10. Pregnancy and “surprise” conceptions
This came up in the thread too.
Fertility can improve with weight loss and improved metabolic health, and some people conceive unexpectedly.
There is also a very practical issue with tirzepatide: delayed gastric emptying can reduce absorption of oral contraceptives, and UK guidance advises additional contraception around initiation and dose escalations.
What to watch for, without turning your life into a panic spiral
Most people do not get the horror story outcome.
The common side effects are nausea, reflux, diarrhoea, constipation, reduced appetite, and fatigue.
The serious stuff is uncommon, but you should know the red flags:
- Persistent vomiting or inability to keep fluids down
- Severe abdominal pain, especially if it radiates to the back or comes with fever
- Severe constipation, abdominal swelling, or not passing gas or stool
- Chest pain, fainting, or severe weakness after prolonged dehydration
- Sudden vision loss or rapidly worsening eyesight
- Signs of dehydration such as very dark urine, dizziness, confusion
If any of those happen, it is not a “push through it” situation.
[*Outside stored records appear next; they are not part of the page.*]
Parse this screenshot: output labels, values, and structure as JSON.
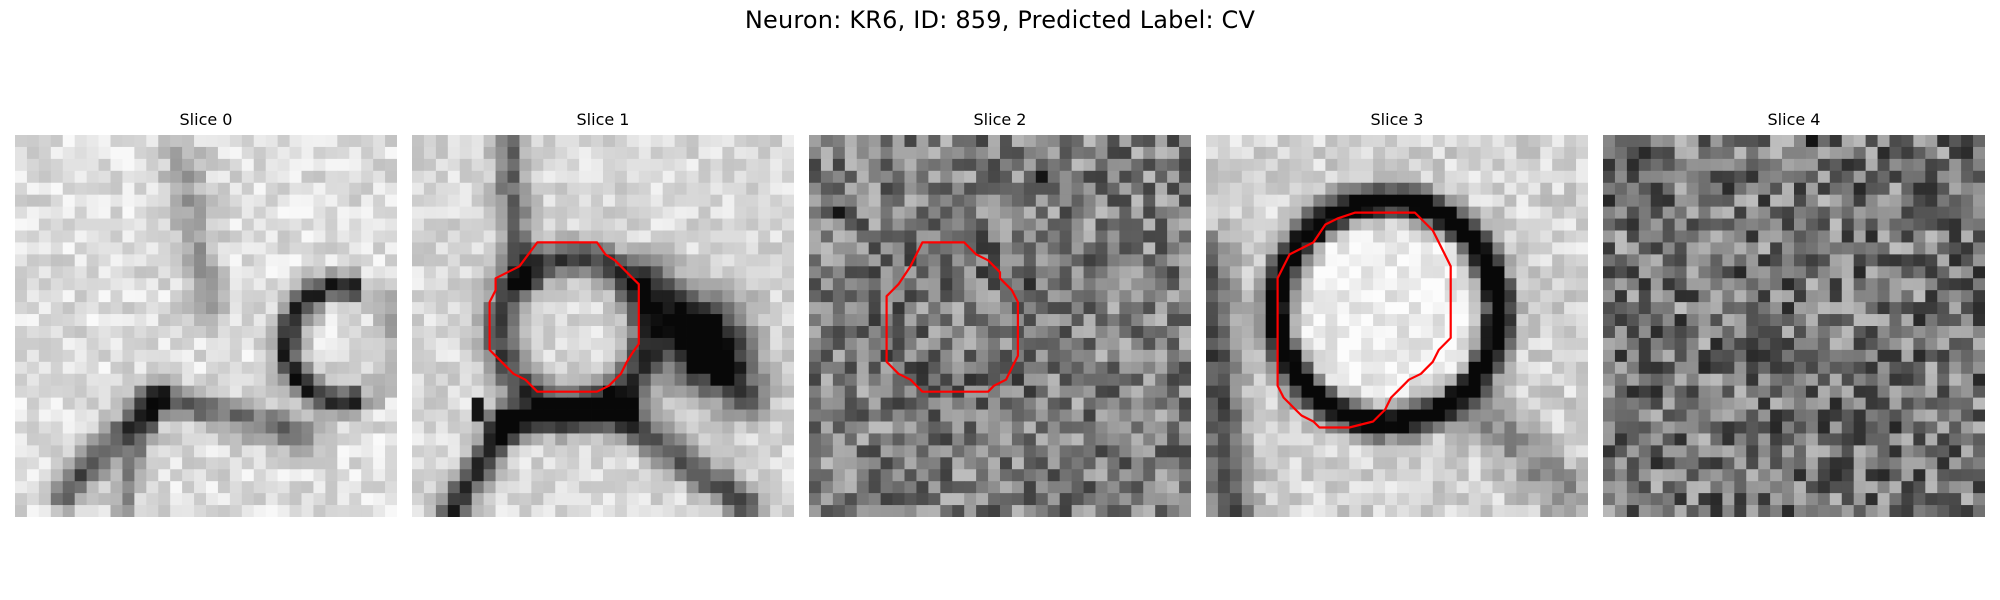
{
  "figure": {
    "title": "Neuron: KR6, ID: 859, Predicted Label: CV"
  },
  "panels": [
    {
      "title": "Slice 0",
      "has_contour": false
    },
    {
      "title": "Slice 1",
      "has_contour": true
    },
    {
      "title": "Slice 2",
      "has_contour": true
    },
    {
      "title": "Slice 3",
      "has_contour": true
    },
    {
      "title": "Slice 4",
      "has_contour": false
    }
  ],
  "colors": {
    "contour": "#ff0000"
  }
}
That Reddit thread is a reminder of what can go wrong at the extreme end: gallbladder disease after rapid weight loss, pancreatitis, dehydration driven kidney injury, severe constipation with obstruction, aspiration during anaesthesia, and rare eye events.
It is also a reminder that benefits are real, and that rising use means rising absolute numbers of complications even if the percentage risk stays low.